The NALSA Supreme Court judgment, which upheld the right of transgender persons to self-determine their gender identity and protected them from discrimination and social stigma, led to the enactment of the Transgender Persons (Protection of Rights) Act, 2019. File. | Photo credit: The Hindu
Activists, one of whom spearheaded the historic legal battle to recognize transgender people as a third gender, moved the Supreme Court against the Centre’s new law, which undermines the fundamental right to gender self-identification, a basic imperative of personal autonomy and dignity.
Editorial | To the Transgender Persons (Protection of Rights) Amendment Act, 2026
Laxminarayan Tripathi, who became the first transgender person from the Asia-Pacific region to address the United Nations General Assembly, besides leading the first transgender participation in the Kumbh Mela, has questioned the constitutionality of the Transgender Persons (Protection of Rights) Amendment Act, 2026, as it ignores transgender identity as an “authentic human identity”.

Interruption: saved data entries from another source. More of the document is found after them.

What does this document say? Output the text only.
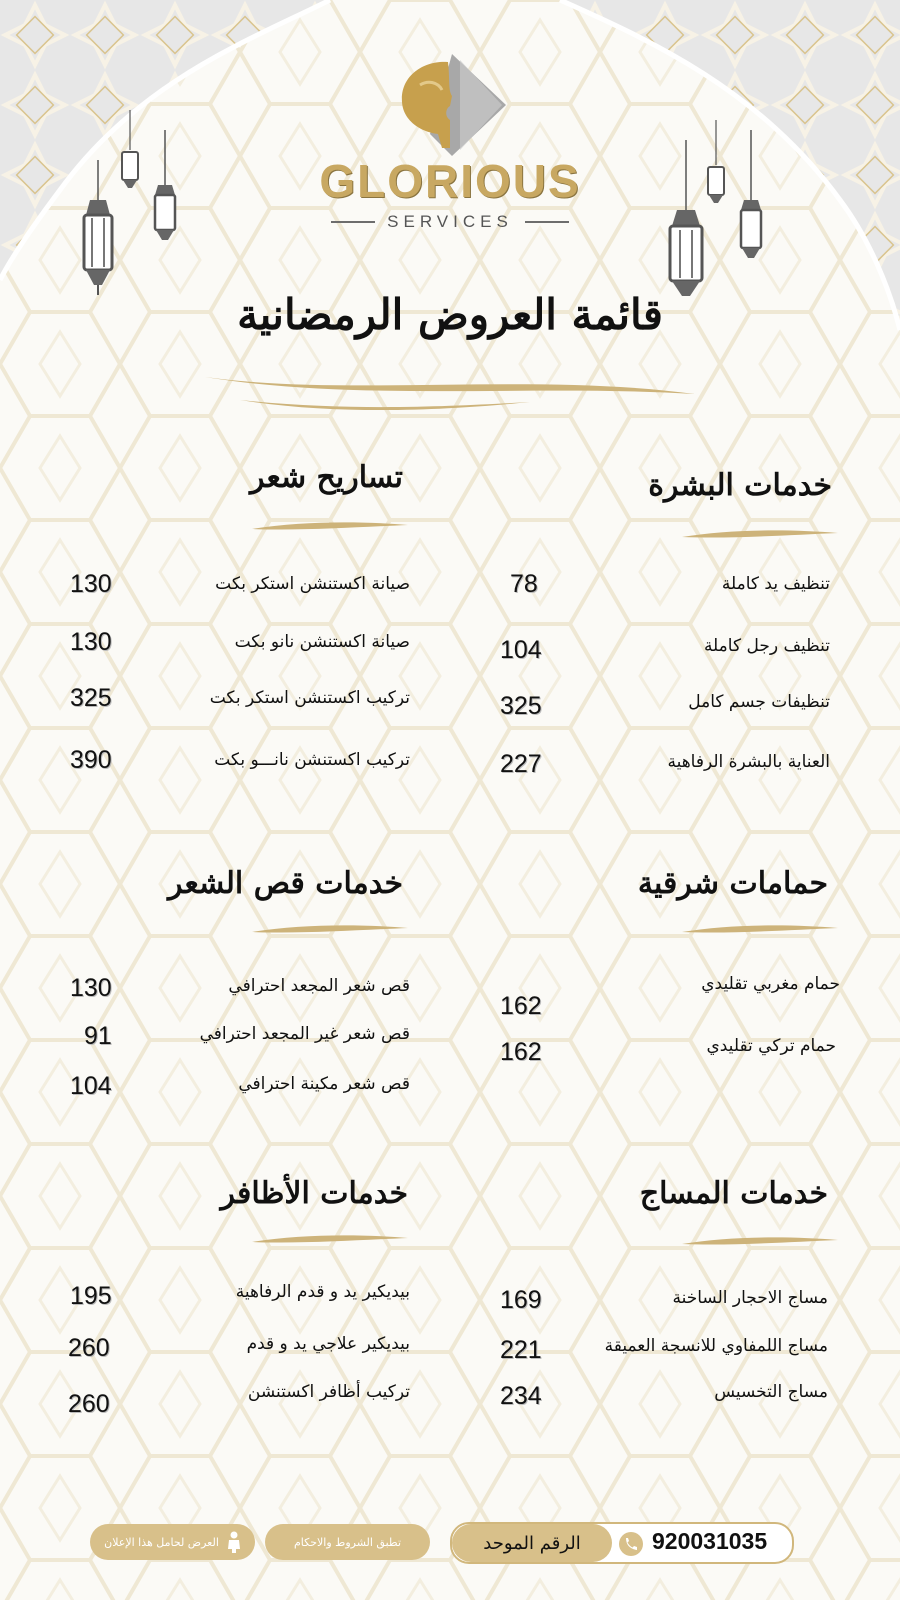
GLORIOUS
SERVICES
قائمة العروض الرمضانية
خدمات البشرة
تنظيف يد كاملة
78
تنظيف رجل كاملة
104
تنظيفات جسم كامل
325
العناية بالبشرة الرفاهية
227
تساريح شعر
صيانة اكستنشن استكر بكت
130
صيانة اكستنشن نانو بكت
130
تركيب اكستنشن استكر بكت
325
تركيب اكستنشن نانـــو بكت
390
حمامات شرقية
حمام مغربي تقليدي
162
حمام تركي تقليدي
162
خدمات قص الشعر
قص شعر المجعد احترافي
130
قص شعر غير المجعد احترافي
91
قص شعر مكينة احترافي
104
خدمات المساج
مساج الاحجار الساخنة
169
مساج اللمفاوي للانسجة العميقة
221
مساج التخسيس
234
خدمات الأظافر
بيديكير يد و قدم الرفاهية
195
بيديكير علاجي يد و قدم
260
تركيب أظافر اكستنشن
260
العرض لحامل هذا الإعلان	تطبق الشروط والاحكام	الرقم الموحد	920031035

The other petitioner, Zainab Javid Patel, a respected figure in transgender rights advocacy, agrees that the 2026 law departs from the Supreme Court’s own 2014 NALSA ruling that identity is determined by the person, not by biology, birth assignment or state verification.

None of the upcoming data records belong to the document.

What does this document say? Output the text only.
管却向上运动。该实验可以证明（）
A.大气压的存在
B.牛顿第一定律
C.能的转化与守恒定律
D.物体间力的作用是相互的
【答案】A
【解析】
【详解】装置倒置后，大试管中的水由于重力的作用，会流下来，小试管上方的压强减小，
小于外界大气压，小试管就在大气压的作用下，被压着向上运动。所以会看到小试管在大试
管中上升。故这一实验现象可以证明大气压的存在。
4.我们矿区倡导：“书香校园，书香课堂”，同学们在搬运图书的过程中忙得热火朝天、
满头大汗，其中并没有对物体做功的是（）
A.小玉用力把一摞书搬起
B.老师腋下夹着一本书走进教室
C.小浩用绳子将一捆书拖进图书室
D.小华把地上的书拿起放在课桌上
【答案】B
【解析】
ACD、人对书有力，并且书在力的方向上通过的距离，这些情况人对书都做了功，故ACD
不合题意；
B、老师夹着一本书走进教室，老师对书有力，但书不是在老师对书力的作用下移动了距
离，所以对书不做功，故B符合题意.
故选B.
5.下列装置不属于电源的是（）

The petitioners, represented by advocates Nipun Katyal, Surya Pratap Singh Rana, Aishwary Mishra and Manan Sharma, said the 2026 Act raises an extremely fundamental constitutional question of law, that is, whether a state can, through the instrument of legislation, define who a person is and thereby “substitute its own autonomous, autonomous human identity, biological or socio-medical rye for its own classification, biological or socio-medical identity. being”.
Points of interest
The petitioners, who may ask the court, possibly through senior advocate Kapil Sibal, for an early hearing, said the amendment to the law, which came into force on March 30, dangerously allowed the state unlimited authority to determine gender identity despite the 2014 NALSA.

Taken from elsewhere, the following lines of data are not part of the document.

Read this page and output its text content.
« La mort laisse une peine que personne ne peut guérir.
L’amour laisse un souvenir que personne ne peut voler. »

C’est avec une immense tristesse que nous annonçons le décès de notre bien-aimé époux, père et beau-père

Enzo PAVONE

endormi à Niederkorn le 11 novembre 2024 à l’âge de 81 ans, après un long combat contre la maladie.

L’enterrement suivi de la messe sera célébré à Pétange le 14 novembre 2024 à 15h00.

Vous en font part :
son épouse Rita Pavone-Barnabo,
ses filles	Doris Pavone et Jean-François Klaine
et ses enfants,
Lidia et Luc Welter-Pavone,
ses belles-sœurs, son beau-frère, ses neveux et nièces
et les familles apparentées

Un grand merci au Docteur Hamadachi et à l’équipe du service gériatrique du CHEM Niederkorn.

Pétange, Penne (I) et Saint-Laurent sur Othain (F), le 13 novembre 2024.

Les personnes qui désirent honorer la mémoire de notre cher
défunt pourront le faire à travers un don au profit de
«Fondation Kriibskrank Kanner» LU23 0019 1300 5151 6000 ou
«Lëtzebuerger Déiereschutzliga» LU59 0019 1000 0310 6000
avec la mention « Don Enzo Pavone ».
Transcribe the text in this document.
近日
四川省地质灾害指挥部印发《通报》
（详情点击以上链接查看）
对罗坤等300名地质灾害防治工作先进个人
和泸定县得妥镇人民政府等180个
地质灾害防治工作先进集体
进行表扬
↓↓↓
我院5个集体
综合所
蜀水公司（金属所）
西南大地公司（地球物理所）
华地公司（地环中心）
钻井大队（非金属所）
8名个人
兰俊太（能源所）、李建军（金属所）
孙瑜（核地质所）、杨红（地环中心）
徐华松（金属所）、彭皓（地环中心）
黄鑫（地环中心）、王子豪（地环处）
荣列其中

The NALSA judgment, which upheld the right of transgender persons to self-determine their gender identity and protected them from discrimination and societal stigma, led to the enactment of the Transgender Persons (Protection of Rights) Act, 2019. The Act, 2019, largely captured the essence of gender non-conformity and embodied the principle of self-identification. However, according to the proponents, the new amendment to the law shattered the reforms implemented over the years.
First, section 3 of the 2026 Act simply omitted the right to self-perceived gender identity. The petitioners argue that this recognition, which was the most explicit statutory recognition of the NALSA principle, “is now gone. Parliament, with a stroke of the legislative pen, has abrogated a statutory right which this Court held to be a fundamental right under Article 21”. The petition asked how a provision codifying a fundamental right could be deleted by ordinary legislation.
The petition states that the new definition of “transgender persons” includes persons who have been forced into a transgender identity through mutilation or surgical procedures. Conflating victims of human trafficking with an authentic transgender identity created a “stigmatizing and arbitrary classification.”
The petition says the 2026 law’s requirement for medical certification as a condition for legal gender recognition violates the rights of transgender people and amounts to a “medical checkup.” A 2014 ruling required the state to legally recognize the self-identification of transgender people by gender and issue identity documents. The amended law required a favorable recommendation from a government-appointed medical board for a district judge to issue an identity card to a transgender person.
The petition referred to Section 5 of the 2026 Act, which makes it mandatory for people undergoing gender reassignment surgery to apply for a revised identity card, turning a permissive right into a mandatory obligation. In addition, the new law required hospitals and surgical centers performing gender-affirming surgeries to report patient details to the government. Proponents said the law was nothing less than a “medical surveillance regime”.
The petition pointed out that the amendments made the “outward presentation of transgender identity” a criminal offence. This meant that the mere assumption of a transgender identity – the act of dressing, presenting or performing as a transgender person – was a criminal offence. The plea further pointed to the new law’s failure to increase the maximum penalty for sexual and physical abuse of transgender people, reflecting a continued underestimation of their bodily integrity.